Past the euphoria of the decarbonization thrust, not much has been realized, and even nations at the forefront of the global campaign are having a reality check.
The Dutch, despite their vast natural gas reserves, have stubbornly plunged into strict green energy policies — only to find themselves bowing to the folly of renewable energy.
In the Netherlands, a government TV campaign called “Flip the Switch” featured an actress warning viewers about their electricity use.
“When we all use electricity at the same time, our power grid gets overloaded,” she said. “This can cause malfunctions. So use as little electricity as possible between four and nine.”
According to a British Broadcasting Corporation (BBC) report, the paradox of a nation that is endowed with a vast source of energy resorting to limits in energy use is a sign that something has gone wrong.
The Netherlands has the biggest population of electric cars in Europe and has the highest number of charging points per capita, while for electricity production, it has replaced gas from its large North Sea reserves with wind and solar.
Currently, more than one-third of Dutch homes have solar panels fitted. The country is also aiming for offshore wind farms to be its biggest source of energy by 2030.

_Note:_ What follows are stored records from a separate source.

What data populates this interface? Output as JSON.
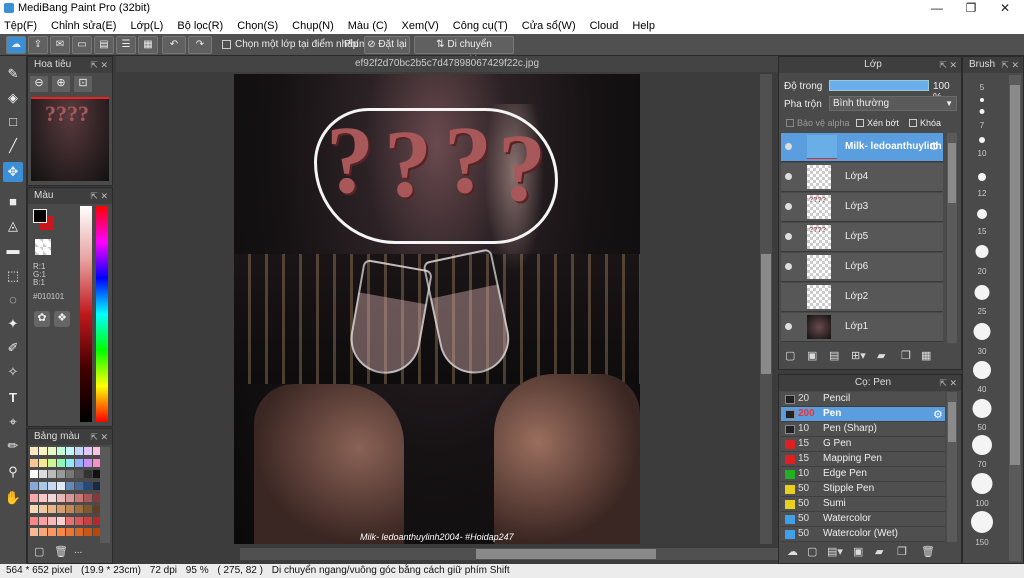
{
  "title": "MediBang Paint Pro (32bit)",
  "menu": [
    "Tệp(F)",
    "Chỉnh sửa(E)",
    "Lớp(L)",
    "Bộ lọc(R)",
    "Chọn(S)",
    "Chụp(N)",
    "Màu (C)",
    "Xem(V)",
    "Công cụ(T)",
    "Cửa sổ(W)",
    "Cloud",
    "Help"
  ],
  "toolbar": {
    "snap_checkbox_label": "Chọn một lớp tại điểm nhấp",
    "pen_label": "Phím",
    "reset_label": "Đặt lại",
    "move_label": "Di chuyển ngang/dọc"
  },
  "navigator": {
    "title": "Hoa tiêu"
  },
  "color": {
    "title": "Màu",
    "r": "R:1",
    "g": "G:1",
    "b": "B:1",
    "hex": "#010101",
    "fg": "#010101",
    "bg": "#c8181c"
  },
  "swatches": {
    "title": "Bảng màu",
    "more": "..."
  },
  "document": {
    "tab": "ef92f2d70bc2b5c7d47898067429f22c.jpg",
    "watermark": "Milk- ledoanthuylinh2004- #Hoidap247"
  },
  "layers": {
    "title": "Lớp",
    "opacity_label": "Độ trong",
    "opacity_value": "100 %",
    "blend_label": "Pha trộn",
    "blend_value": "Bình thường",
    "protect_alpha": "Bảo vệ alpha",
    "clipping": "Xén bớt",
    "lock": "Khóa",
    "items": [
      {
        "name": "Milk- ledoanthuylinh",
        "selected": true
      },
      {
        "name": "Lớp4"
      },
      {
        "name": "Lớp3"
      },
      {
        "name": "Lớp5"
      },
      {
        "name": "Lớp6"
      },
      {
        "name": "Lớp2"
      },
      {
        "name": "Lớp1"
      }
    ]
  },
  "brush_panel": {
    "title": "Cọ: Pen",
    "items": [
      {
        "size": "20",
        "name": "Pencil",
        "color": "#222222"
      },
      {
        "size": "200",
        "name": "Pen",
        "color": "#222222",
        "selected": true
      },
      {
        "size": "10",
        "name": "Pen (Sharp)",
        "color": "#222222"
      },
      {
        "size": "15",
        "name": "G Pen",
        "color": "#e02020"
      },
      {
        "size": "15",
        "name": "Mapping Pen",
        "color": "#e02020"
      },
      {
        "size": "10",
        "name": "Edge Pen",
        "color": "#20b020"
      },
      {
        "size": "50",
        "name": "Stipple Pen",
        "color": "#e8d020"
      },
      {
        "size": "50",
        "name": "Sumi",
        "color": "#e8d020"
      },
      {
        "size": "50",
        "name": "Watercolor",
        "color": "#40a0e8"
      },
      {
        "size": "50",
        "name": "Watercolor (Wet)",
        "color": "#40a0e8"
      }
    ]
  },
  "brush_sizes": {
    "title": "Brush",
    "items": [
      "5",
      "7",
      "10",
      "12",
      "15",
      "20",
      "25",
      "30",
      "40",
      "50",
      "70",
      "100",
      "150"
    ]
  },
  "status": {
    "size": "564 * 652 pixel",
    "physical": "(19.9 * 23cm)",
    "dpi": "72 dpi",
    "zoom": "95 %",
    "coords": "( 275, 82 )",
    "hint": "Di chuyển ngang/vuông góc bằng cách giữ phím Shift"
  }
}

The BBC report stated that the shift in energy sourcing may be good in environmental terms, “but it’s putting the Dutch national electricity grid under enormous stress, and in recent years there have been a number of power cuts.”

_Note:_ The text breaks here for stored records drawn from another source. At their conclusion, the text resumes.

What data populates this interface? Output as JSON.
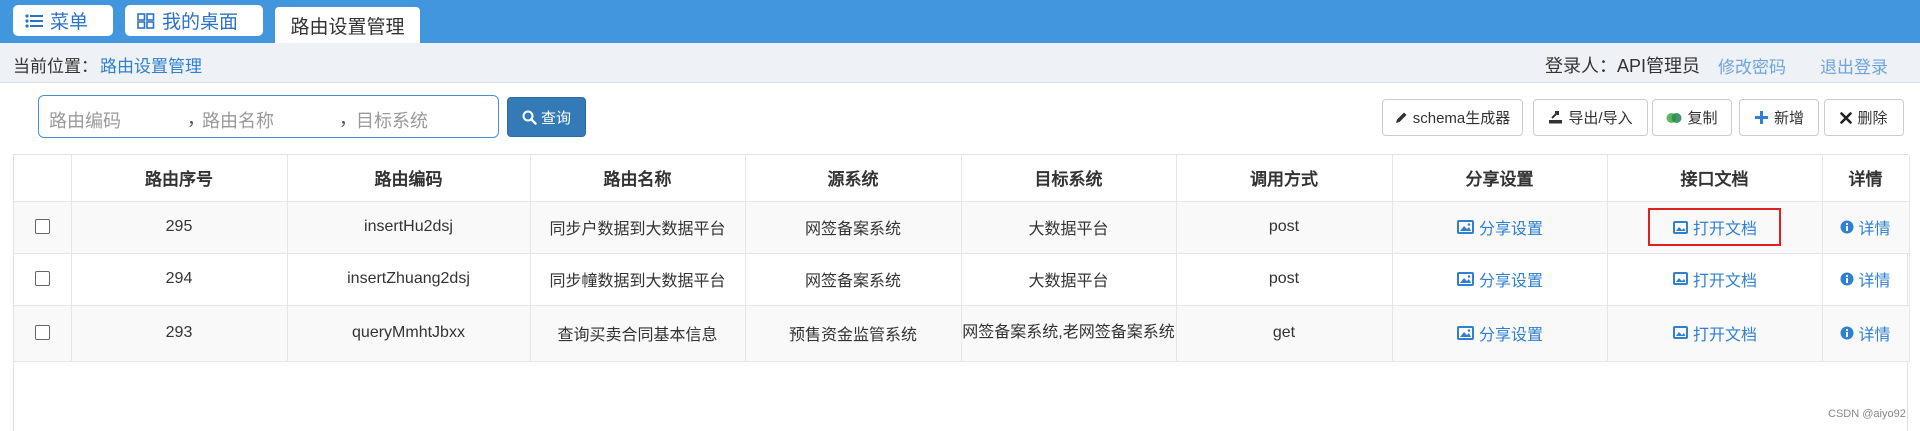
{
  "topbar": {
    "menu_label": "菜单",
    "desktop_label": "我的桌面",
    "active_tab": "路由设置管理"
  },
  "breadcrumb": {
    "label": "当前位置：",
    "current": "路由设置管理"
  },
  "user": {
    "login_text": "登录人：API管理员",
    "change_password": "修改密码",
    "logout": "退出登录"
  },
  "search": {
    "placeholder_code": "路由编码",
    "placeholder_name": "路由名称",
    "placeholder_target": "目标系统",
    "separator": "，",
    "query_label": "查询"
  },
  "toolbar": {
    "schema": "schema生成器",
    "export_import": "导出/导入",
    "copy": "复制",
    "add": "新增",
    "delete": "删除"
  },
  "table": {
    "headers": [
      "路由序号",
      "路由编码",
      "路由名称",
      "源系统",
      "目标系统",
      "调用方式",
      "分享设置",
      "接口文档",
      "详情"
    ],
    "rows": [
      {
        "seq": "295",
        "code": "insertHu2dsj",
        "name": "同步户数据到大数据平台",
        "source": "网签备案系统",
        "target": "大数据平台",
        "method": "post",
        "share": "分享设置",
        "doc": "打开文档",
        "detail": "详情"
      },
      {
        "seq": "294",
        "code": "insertZhuang2dsj",
        "name": "同步幢数据到大数据平台",
        "source": "网签备案系统",
        "target": "大数据平台",
        "method": "post",
        "share": "分享设置",
        "doc": "打开文档",
        "detail": "详情"
      },
      {
        "seq": "293",
        "code": "queryMmhtJbxx",
        "name": "查询买卖合同基本信息",
        "source": "预售资金监管系统",
        "target": "网签备案系统,老网签备案系统",
        "method": "get",
        "share": "分享设置",
        "doc": "打开文档",
        "detail": "详情"
      }
    ]
  },
  "watermark": "CSDN @aiyo92",
  "colors": {
    "topbar": "#4196de",
    "link": "#2f80d1",
    "primary_button": "#337ab7",
    "highlight": "#e0201e"
  },
  "icons": {
    "menu": "list-icon",
    "desktop": "grid-icon",
    "query": "search-icon",
    "schema": "pencil-icon",
    "export": "export-icon",
    "copy": "copy-icon",
    "add": "plus-icon",
    "delete": "x-icon",
    "share": "image-icon",
    "doc": "image-icon",
    "detail": "info-icon"
  }
}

The massive use of RE resulted in a “grid congestion” similar to a traffic jam on the power grid.
The gridlock is caused by either too much power demand in a certain area or too much power supply entering the electricity network, more than it can handle.
Electricity grids have massive power lines close to generating plants, and increasingly smaller power lines near the households.
The switch to RE meant that there’s a lot of power being injected into the grid on the outskirts of the network, where there are only relatively small power lines.
The small power lines are thus struggling to cope with all the electricity coming in from wind turbines and solar panels scattered around the country.
An electrical engineering expert at Belgium’s Liege University said it is an expensive problem for the Netherlands to solve.
“The country is experiencing a grid crisis because it has not invested enough in distribution and transmission networks, so bottlenecks are everywhere.”
It will take years and billions of dollars to solve the crisis, the expert indicated.
The situation is also deterring business growth since expanding operations has become an ordeal because they cannot get extra capacity from the grid operators.
Thus, the RE boom has become unsustainable because the electricity systems of every nation are built for conventional electricity supply.
Following the 2015 Paris Agreement on tackling climate change, participants were very much focused on increasing the renewable power generation side. Still, they underestimated the impact it would have on the power grid.
To continue with the RE folly, the Dutch grid operator plans to spend $235 billion to refit the grid, mainly by laying new cables between now and 2050.
For a developing nation like the Philippines to be forced to get into the expensive grid adjustment would be nothing less than criminal.
While enormous resources are lost to the corrupt practices of its government leaders, the shift to RE threatens to add roadblocks to development through unnecessary expenses.